Red-Portal commented 4 weeks ago

Hi!

Method (1) is not better than Geyer's method and (at least in private communication with Aki from February of last year) had unresolved computational issues. I think for us to consider including it, we'd first need confirmation that those issues have been resolved and second need a comprehensive benchmark (a la https://avehtari.github.io/rhat_ess/ess_comparison.html) comparing with Geyer's method.

Interesting, I would be very happy to see any experimental results on this if Aki has any. (1)'s approach assumes more things and intuitively, I would expect that to work better since it simply exploits more information about the problem.

Method (2) extends the old spectral approach (inferior to Geyer's method) to the multivariate case, but it's not the first attempt. Previous attempts never caught on. All, including some unpublished and Method (2) fail on heavy tailed distributions. The recommendation if including would be to change the lag window approach to Geyer's and to first comprehensively benchmark the resulting method to rstar, which also makes no CLT assumption.

I intended to point out the spectral approach rather than the multivariate version of that. Mostly because the spectral approach does not assume reversibility, which leads to the next answer:

Are there popular non-reversible MCMC methods?

I have a good one: Gibbs sampling with systematic scan. Arguably, it's the most popular way to implement Gibbs samplers, which is the one provided by Turing. There are also less popular but certainly important emerging non-reversible methods like PDMP-based MCMC algorithms, unadjusted methods, HMC with persistent momentum, and some others. SliceSampling.jl also has a few slice samplers that operate in an extended state space, so the chain is not reversible on the target space alone.
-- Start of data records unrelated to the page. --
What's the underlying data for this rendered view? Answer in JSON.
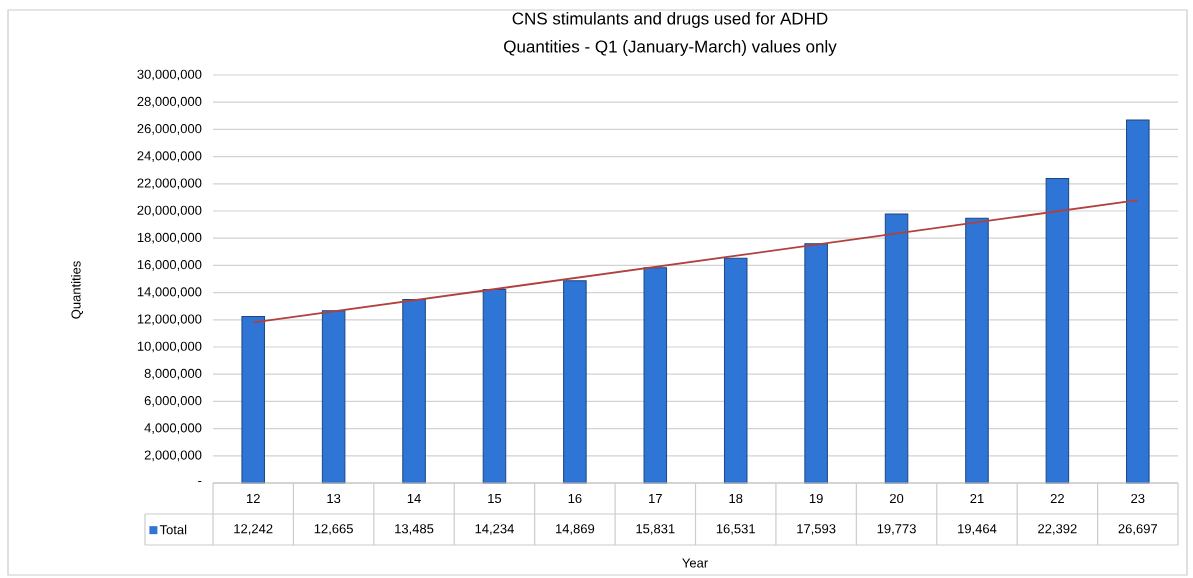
{
  "chart_data": {
    "type": "bar",
    "title": "CNS stimulants and drugs used for ADHD",
    "subtitle": "Quantities - Q1 (January-March) values only",
    "xlabel": "Year",
    "ylabel": "Quantities",
    "categories": [
      "12",
      "13",
      "14",
      "15",
      "16",
      "17",
      "18",
      "19",
      "20",
      "21",
      "22",
      "23"
    ],
    "series": [
      {
        "name": "Total",
        "color": "#2e75d6",
        "values": [
          12242000,
          12665000,
          13485000,
          14234000,
          14869000,
          15831000,
          16531000,
          17593000,
          19773000,
          19464000,
          22392000,
          26697000
        ]
      },
      {
        "type": "line",
        "color": "#b0413e",
        "x": [
          "12",
          "23"
        ],
        "values": [
          11800000,
          20800000
        ]
      }
    ],
    "ylim": [
      0,
      30000000
    ],
    "yticks": [
      {
        "value": 0,
        "label": "-"
      },
      {
        "value": 2000000,
        "label": "2,000,000"
      },
      {
        "value": 4000000,
        "label": "4,000,000"
      },
      {
        "value": 6000000,
        "label": "6,000,000"
      },
      {
        "value": 8000000,
        "label": "8,000,000"
      },
      {
        "value": 10000000,
        "label": "10,000,000"
      },
      {
        "value": 12000000,
        "label": "12,000,000"
      },
      {
        "value": 14000000,
        "label": "14,000,000"
      },
      {
        "value": 16000000,
        "label": "16,000,000"
      },
      {
        "value": 18000000,
        "label": "18,000,000"
      },
      {
        "value": 20000000,
        "label": "20,000,000"
      },
      {
        "value": 22000000,
        "label": "22,000,000"
      },
      {
        "value": 24000000,
        "label": "24,000,000"
      },
      {
        "value": 26000000,
        "label": "26,000,000"
      },
      {
        "value": 28000000,
        "label": "28,000,000"
      },
      {
        "value": 30000000,
        "label": "30,000,000"
      }
    ],
    "annotations": [
      "12,242",
      "12,665",
      "13,485",
      "14,234",
      "14,869",
      "15,831",
      "16,531",
      "17,593",
      "19,773",
      "19,464",
      "22,392",
      "26,697"
    ],
    "grid": "y",
    "legend": "bottom",
    "marker": "none",
    "line_style": "solid"
  }
}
avehtari commented 4 weeks ago

My comments on (1) were based on Hyebin Song's talk and discussing with her in BayesComp 2023. At that time, she said there was no practical benefit compared to Geyer's approach, but they had better theory. Song also told that they did not have practical way to do necessary computations, and she promised to send email after they have solved the computation. She has not yet emailed me, so I'm assuming the computation has not been solved. I suggest contacting the authors and ask for an update. At the moment, I don't have time to implement that algorithm and to make any comparison experiments.